Meeting of Iraqi rivals ends without resolving differences
A meeting between the heads of Iraq's two rival parliamentary blocs Tuesday ended without resolving their differences over who should fill the three top posts in the government, a lawmaker said, dpa reported.
The third meeting since the March 7 parliamentary elections, between Iraqi Prime Minister Nuri al-Maliki and his main rival, former premier Iyad Allawi, did not produce any new results as was hoped by some parliamentarians.
The main differences were settling the nominees for prime minister, president and speaker of parliament.

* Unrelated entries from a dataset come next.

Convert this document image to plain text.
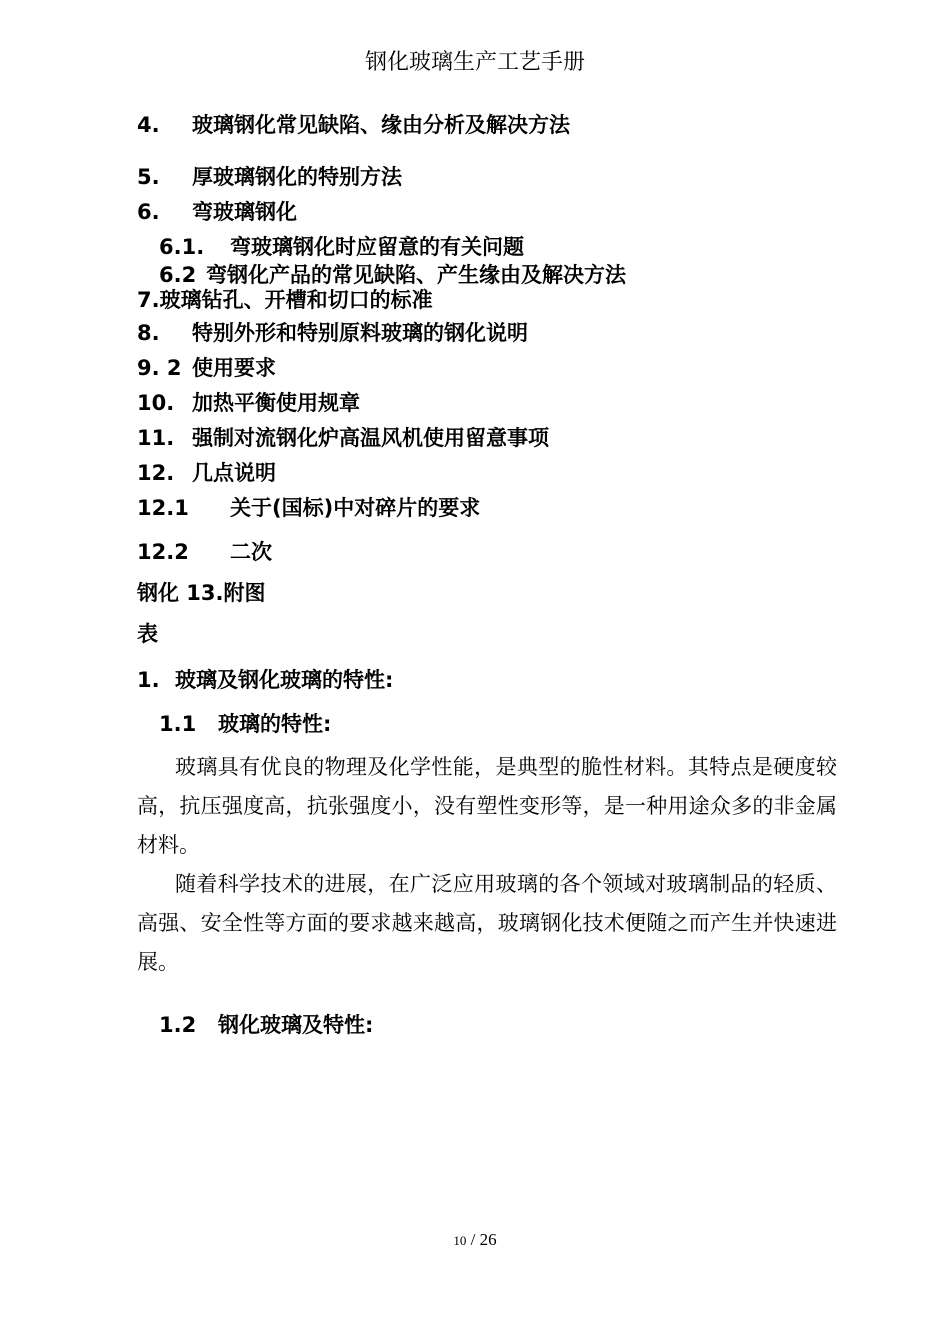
钢化玻璃生产工艺手册
4. 玻璃钢化常见缺陷、缘由分析及解决方法
5. 厚玻璃钢化的特别方法
6. 弯玻璃钢化
6.1. 弯玻璃钢化时应留意的有关问题
6.2 弯钢化产品的常见缺陷、产生缘由及解决方法
7.玻璃钻孔、开槽和切口的标准
8. 特别外形和特别原料玻璃的钢化说明
9. 2 使用要求
10. 加热平衡使用规章
11. 强制对流钢化炉高温风机使用留意事项
12. 几点说明
12.1 关于(国标)中对碎片的要求
12.2 二次
钢化 13.附图
表
1. 玻璃及钢化玻璃的特性:
1.1 玻璃的特性:
玻璃具有优良的物理及化学性能，是典型的脆性材料。其特点是硬度较高，抗压强度高，抗张强度小，没有塑性变形等，是一种用途众多的非金属材料。
随着科学技术的进展，在广泛应用玻璃的各个领域对玻璃制品的轻质、高强、安全性等方面的要求越来越高，玻璃钢化技术便随之而产生并快速进展。
1.2 钢化玻璃及特性:
10 / 26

"Nothing is new," Haidar al-Mulla, a lawmaker of Iraqiya List said. "The two leaders are sticking to there stances, and nominees for the top three posts were not settled."
He said, however, that they agreed to solve the crisis as soon as possible.

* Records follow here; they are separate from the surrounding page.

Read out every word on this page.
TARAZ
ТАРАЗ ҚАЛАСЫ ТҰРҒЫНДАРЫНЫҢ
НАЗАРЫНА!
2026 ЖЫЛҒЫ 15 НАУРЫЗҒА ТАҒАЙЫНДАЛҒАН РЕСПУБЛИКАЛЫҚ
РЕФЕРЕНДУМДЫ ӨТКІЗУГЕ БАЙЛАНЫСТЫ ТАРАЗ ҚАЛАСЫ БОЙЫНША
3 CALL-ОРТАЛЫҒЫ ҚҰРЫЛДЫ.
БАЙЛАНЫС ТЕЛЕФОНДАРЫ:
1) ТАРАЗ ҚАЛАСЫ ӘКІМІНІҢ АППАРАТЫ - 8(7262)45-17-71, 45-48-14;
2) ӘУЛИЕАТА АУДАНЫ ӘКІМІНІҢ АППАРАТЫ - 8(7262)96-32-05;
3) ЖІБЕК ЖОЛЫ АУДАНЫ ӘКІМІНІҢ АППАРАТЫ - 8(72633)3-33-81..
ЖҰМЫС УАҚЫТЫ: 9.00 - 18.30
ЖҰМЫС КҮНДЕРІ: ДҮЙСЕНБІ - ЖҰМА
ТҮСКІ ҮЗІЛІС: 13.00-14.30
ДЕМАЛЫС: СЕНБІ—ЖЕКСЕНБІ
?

Political tensions have followed the outcome of the election for the 325-member parliament in which Allawi's Iraqiya List won 91 seats, compared to 89 for al-Maliki's State of Law coalition. The National Iraqi Alliance came in third with 70 seats.
Both Allawi and al-Maliki are competing to head the future government. Allawi insists he should be in charge because his bloc won the highest number of seats.

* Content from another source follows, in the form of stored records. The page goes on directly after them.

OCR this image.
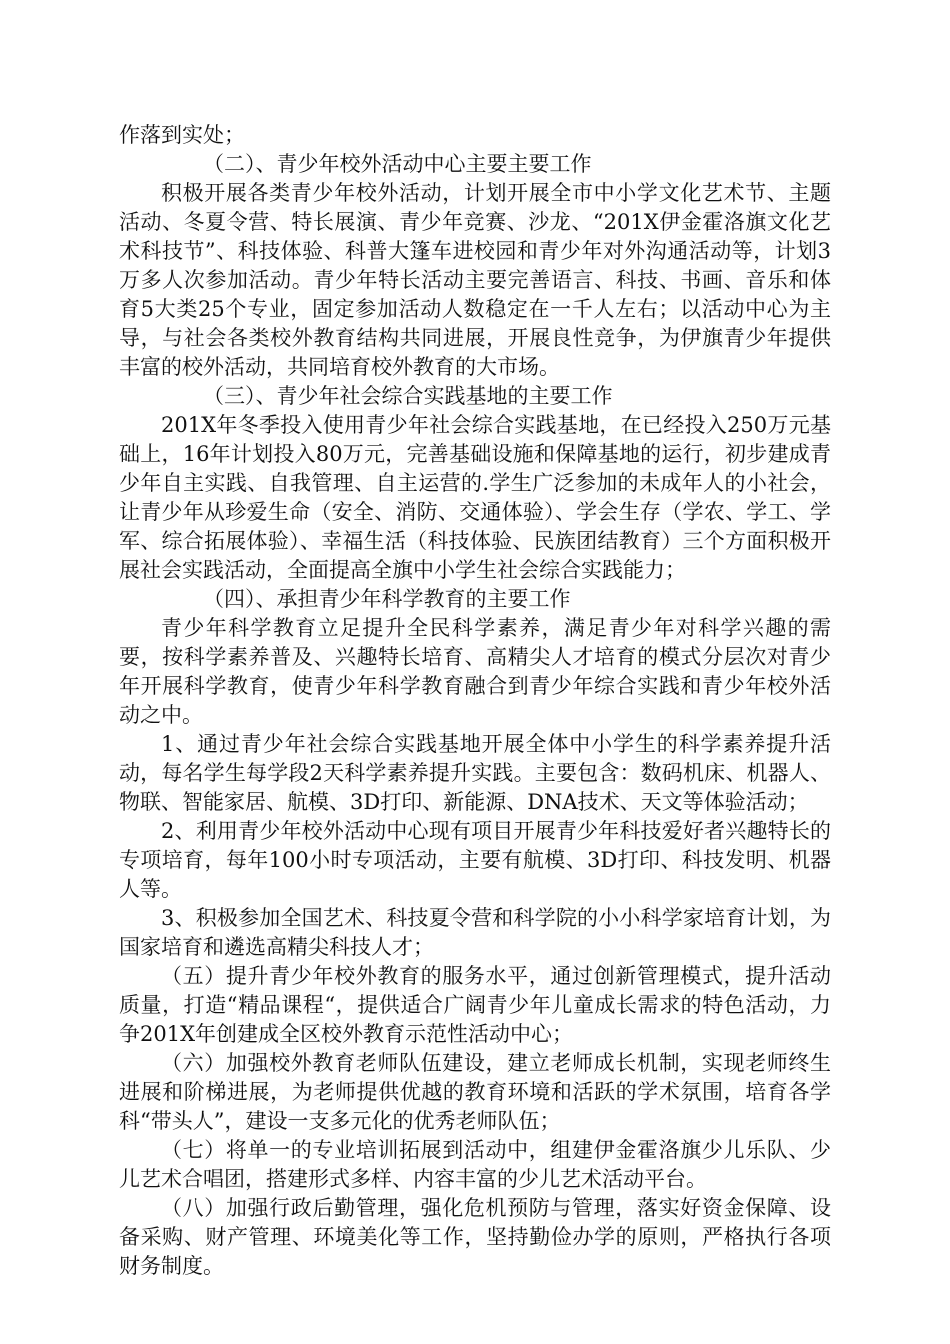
作落到实处；

（二）、青少年校外活动中心主要主要工作

积极开展各类青少年校外活动，计划开展全市中小学文化艺术节、主题活动、冬夏令营、特长展演、青少年竞赛、沙龙、“201X伊金霍洛旗文化艺术科技节”、科技体验、科普大篷车进校园和青少年对外沟通活动等，计划3万多人次参加活动。青少年特长活动主要完善语言、科技、书画、音乐和体育5大类25个专业，固定参加活动人数稳定在一千人左右；以活动中心为主导，与社会各类校外教育结构共同进展，开展良性竞争，为伊旗青少年提供丰富的校外活动，共同培育校外教育的大市场。

（三）、青少年社会综合实践基地的主要工作

201X年冬季投入使用青少年社会综合实践基地，在已经投入250万元基础上，16年计划投入80万元，完善基础设施和保障基地的运行，初步建成青少年自主实践、自我管理、自主运营的.学生广泛参加的未成年人的小社会，让青少年从珍爱生命（安全、消防、交通体验）、学会生存（学农、学工、学军、综合拓展体验）、幸福生活（科技体验、民族团结教育）三个方面积极开展社会实践活动，全面提高全旗中小学生社会综合实践能力；

（四）、承担青少年科学教育的主要工作

青少年科学教育立足提升全民科学素养，满足青少年对科学兴趣的需要，按科学素养普及、兴趣特长培育、高精尖人才培育的模式分层次对青少年开展科学教育，使青少年科学教育融合到青少年综合实践和青少年校外活动之中。

1、通过青少年社会综合实践基地开展全体中小学生的科学素养提升活动，每名学生每学段2天科学素养提升实践。主要包含：数码机床、机器人、物联、智能家居、航模、3D打印、新能源、DNA技术、天文等体验活动；

2、利用青少年校外活动中心现有项目开展青少年科技爱好者兴趣特长的专项培育，每年100小时专项活动，主要有航模、3D打印、科技发明、机器人等。

3、积极参加全国艺术、科技夏令营和科学院的小小科学家培育计划，为国家培育和遴选高精尖科技人才；

（五）提升青少年校外教育的服务水平，通过创新管理模式，提升活动质量，打造“精品课程“，提供适合广阔青少年儿童成长需求的特色活动，力争201X年创建成全区校外教育示范性活动中心；

（六）加强校外教育老师队伍建设，建立老师成长机制，实现老师终生进展和阶梯进展，为老师提供优越的教育环境和活跃的学术氛围，培育各学科“带头人”，建设一支多元化的优秀老师队伍；

（七）将单一的专业培训拓展到活动中，组建伊金霍洛旗少儿乐队、少儿艺术合唱团，搭建形式多样、内容丰富的少儿艺术活动平台。

（八）加强行政后勤管理，强化危机预防与管理，落实好资金保障、设备采购、财产管理、环境美化等工作，坚持勤俭办学的原则，严格执行各项财务制度。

But al-Maliki says he has the largest bloc in the parliament with 159 deputies, after forming the National Alliance with Ammar al-Hakim's Iraqi National List. That total, however, is still four seats short of a majority.
The new parliament held its first session earlier in June, three months after the elections, but the session adjourned after 20 minutes and they have not met since. On Monday, the heads of the blocs met inconclusively to discuss the new government and resuming parliamentary sessions.
Tuesday's meeting also comes one day after Allawi met with Iranian-backed Shiite leader Moqtada al-Sadr in Damascus.
The meeting was the first ever between Allawi and al-Sadr, whose bloc is part of the Iraqi National List.
After the meeting, al-Sadr said he was ready to end all his disagreements with Iraqi politicians for the benefit of the country, adding that Allawi's bloc was "ready to make concessions to put an end to Iraq's political crisis."